3. Although the onset of mental health conditions may adversely affect family wealth, we argue that the directionality of the relationship between health and wealth is more difficult to discern for a mental illness, such as depression, than it is with a physical illness, such as a stroke.
4. A commonly used alternative to first-differences is a fixed-effects identification strategy. However, two separate tests show autocorrelation in our data, suggesting that the more efficient option is first-differences. Analyses implementing a fixed-effects approach yield similar results.
5. We included these behavioral measures in prior models with no significant changes in results, likely due to lack of variation for individuals and families across waves.
6. Lagging the measure of health shocks by one wave would potentially address issues of temporal ordering, but doing so significantly reduces the number of cases we are able to analyze by depleting a full wave of family-years. Furthermore, if we were to lag the indicator for a health shock by a wave, we would be attempting to measure the change in wealth up to four years after the health event, leaving greater room for confounding influences in the health-wealth relationship.
7. Interaction terms between the log of baseline wealth and acute illness failed to prove significant.
8. The precise values of racial wealth disparities depend on the measurement of wealth and the sampling within the chosen set of data.
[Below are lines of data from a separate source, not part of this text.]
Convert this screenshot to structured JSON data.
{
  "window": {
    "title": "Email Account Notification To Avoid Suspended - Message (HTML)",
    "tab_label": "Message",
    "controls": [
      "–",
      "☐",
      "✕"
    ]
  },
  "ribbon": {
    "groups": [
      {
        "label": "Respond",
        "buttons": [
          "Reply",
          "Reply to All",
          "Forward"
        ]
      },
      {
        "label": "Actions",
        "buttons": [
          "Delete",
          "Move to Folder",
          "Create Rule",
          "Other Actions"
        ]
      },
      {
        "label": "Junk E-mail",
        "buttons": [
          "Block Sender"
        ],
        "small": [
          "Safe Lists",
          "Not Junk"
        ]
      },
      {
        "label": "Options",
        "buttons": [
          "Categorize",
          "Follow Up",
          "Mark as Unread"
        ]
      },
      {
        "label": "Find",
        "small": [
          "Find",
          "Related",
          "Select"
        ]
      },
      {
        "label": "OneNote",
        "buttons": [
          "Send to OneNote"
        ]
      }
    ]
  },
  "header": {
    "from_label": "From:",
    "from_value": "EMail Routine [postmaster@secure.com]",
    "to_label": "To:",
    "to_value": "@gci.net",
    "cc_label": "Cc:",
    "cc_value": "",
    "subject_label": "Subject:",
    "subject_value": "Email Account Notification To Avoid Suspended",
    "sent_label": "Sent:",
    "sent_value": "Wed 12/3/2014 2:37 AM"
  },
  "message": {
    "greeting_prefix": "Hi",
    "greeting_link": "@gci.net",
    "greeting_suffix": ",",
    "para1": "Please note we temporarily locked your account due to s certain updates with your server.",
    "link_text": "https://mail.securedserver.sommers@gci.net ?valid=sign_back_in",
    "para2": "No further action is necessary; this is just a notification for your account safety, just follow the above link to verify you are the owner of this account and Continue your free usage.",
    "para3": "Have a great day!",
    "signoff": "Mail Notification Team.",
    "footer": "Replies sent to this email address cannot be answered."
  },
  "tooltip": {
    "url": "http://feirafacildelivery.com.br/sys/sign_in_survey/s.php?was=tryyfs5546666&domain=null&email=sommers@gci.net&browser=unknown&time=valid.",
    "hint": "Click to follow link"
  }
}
As Fabian Pfeffer and Robert Schoeni note in this issue, data sets vary in the extent to which they include vehicle wealth in the calculation of total net assets. Furthermore, the calculation of family wealth in 2007 from a representative sample of families in 1968 (as is the case with the PSID) may provide different values than a calculation rendered from a representative cross-section in the year 2007, such as the Survey of Consumer Finances (SCF). Despite these potential discrepancies, the trends in wealth from 1999 to 2011 for black and white families in our sample are similar to those detailed by Jeffrey Thompson and Gustavo Suarez (2015) using waves of SCF data from 1998 to 2013.
9. Interaction terms between the wave of data and the onset of acute and chronic illnesses were insignificant, suggesting that our findings are not an artifact of a unique downturn in the economy (results available on request). This null finding may be attributed to a variety of factors, including the types of assets families draw upon in times of economic crisis and bankruptcy exemptions for home equity. Future research should address the health-wealth connection in the recovery from the Great Recession with additional data regarding the continued evolution of assets beyond 2011.
10. Analyses available on request.
11. We argue that the marginal significance of these coefficients is likely due to the small sample size, given the mean of 233 black families per wave and 827 white families per wave. Unfortunately, widening the age span of respondents eligible for this study is untenable, as the incidence of acute illnesses drops significantly with age. It is likely that heterogeneous effects of health on wealth exist across the types of illnesses categorized as acute in this study. In results not shown, we perform separate regressions of change in the log of family wealth on each acute illness (cancers, heart attacks, heart diseases, and strokes). Unfortunately, disaggregating acute health shocks into the component illnesses increases the standard errors for the estimates of the effect of illness on wealth, rendering the coefficients for most illnesses insignificant. For black families, heart diseases and strokes significantly predict drops in the log of wealth for men and women, respectively. In white families, the onset of cancers for men relates with decreased family wealth. However, the differences between coefficients for each acute illness are not significant and, with few exceptions, the relationship between each acute illness and change in wealth is in the same direction. These results are available on request.